The IRS sent Walter C. Anderson a notice of deficiency for more than $180 million and additional fraud penalties totaling more than $130 million, according to a recent court filing by the U.S. Attorney's Office in the District.

Assistant U.S. Attorney Susan B. Menzer disclosed the tax demands in a recent memo to a federal judge seeking permission to share grand jury testimony with the IRS. Anderson is suing the IRS from federal prison in New Jersey.

In his lawsuit, Anderson, who made his fortune in telecommunications and once backed plans to privatize the Mir Space Station, disputes the IRS calculations, denies committing tax fraud and says his guilty plea wasn't voluntary, court documents show.

Anderson pleaded guilty in September 2006 to tax-evasion charges for failing to report more than $350 million in income on his 1998 and 1999 tax returns.

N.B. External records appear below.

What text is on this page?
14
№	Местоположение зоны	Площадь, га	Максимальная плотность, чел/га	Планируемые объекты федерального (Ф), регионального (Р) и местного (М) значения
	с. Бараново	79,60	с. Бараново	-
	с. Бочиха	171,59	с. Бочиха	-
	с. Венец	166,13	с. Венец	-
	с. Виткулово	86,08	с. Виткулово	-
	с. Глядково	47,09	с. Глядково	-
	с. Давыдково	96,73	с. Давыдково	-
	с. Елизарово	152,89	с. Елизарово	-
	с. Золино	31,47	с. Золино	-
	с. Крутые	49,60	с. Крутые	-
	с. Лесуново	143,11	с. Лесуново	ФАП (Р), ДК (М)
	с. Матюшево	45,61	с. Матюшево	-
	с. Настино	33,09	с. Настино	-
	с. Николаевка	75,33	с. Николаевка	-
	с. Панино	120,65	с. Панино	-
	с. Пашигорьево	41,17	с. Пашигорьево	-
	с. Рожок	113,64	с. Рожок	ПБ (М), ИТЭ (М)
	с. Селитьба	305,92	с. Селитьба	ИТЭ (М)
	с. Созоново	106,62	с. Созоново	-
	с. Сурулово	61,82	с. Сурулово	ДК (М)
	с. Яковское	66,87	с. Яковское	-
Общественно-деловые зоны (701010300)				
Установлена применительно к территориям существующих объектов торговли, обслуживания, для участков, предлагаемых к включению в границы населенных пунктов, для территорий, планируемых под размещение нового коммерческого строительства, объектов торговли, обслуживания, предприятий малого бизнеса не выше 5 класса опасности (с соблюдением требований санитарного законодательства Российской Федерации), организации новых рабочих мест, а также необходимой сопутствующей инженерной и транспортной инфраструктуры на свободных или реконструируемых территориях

Authorities said the unpaid taxes from Anderson could have funded hundreds of new police officers and teachers in the District.

At Anderson's sentencing last year, U.S. District Judge Paul L. Friedman gave Anderson nine years in prison, but did not order him to make restitution to the IRS. The judge cited an error by prosecutors who failed to include probation as part of Anderson's plea agreement.

The ruling meant authorities would have to try to pursue restitution through civil courts.

Anderson has said he doesn't have money stashed away as prosecutors speculated early in his case; he was represented by the public defender's office during his criminal proceedings.

In court documents filed this week, prosecutors said an IRS agent who helped investigate the case against Anderson is needed to help prepare for an upcoming tax court case between the IRS and Anderson.

But to secure the agent's help, prosecutors said they first need a court order to disclose grand jury materials concerning Anderson's tax liabilities from 1995 to 1999.

The IRS needs the grand jury evidence to prove Anderson committed tax fraud from 1995 to 1997, because those years weren't included as part of the plea deal, prosecutors said.

Walter Anderson may not pay the full tax due because the Internal Revenue Service cannot fully and adequately defend against the assertions he has made in [tax court] without the grand jury materials, Miss Menzer wrote.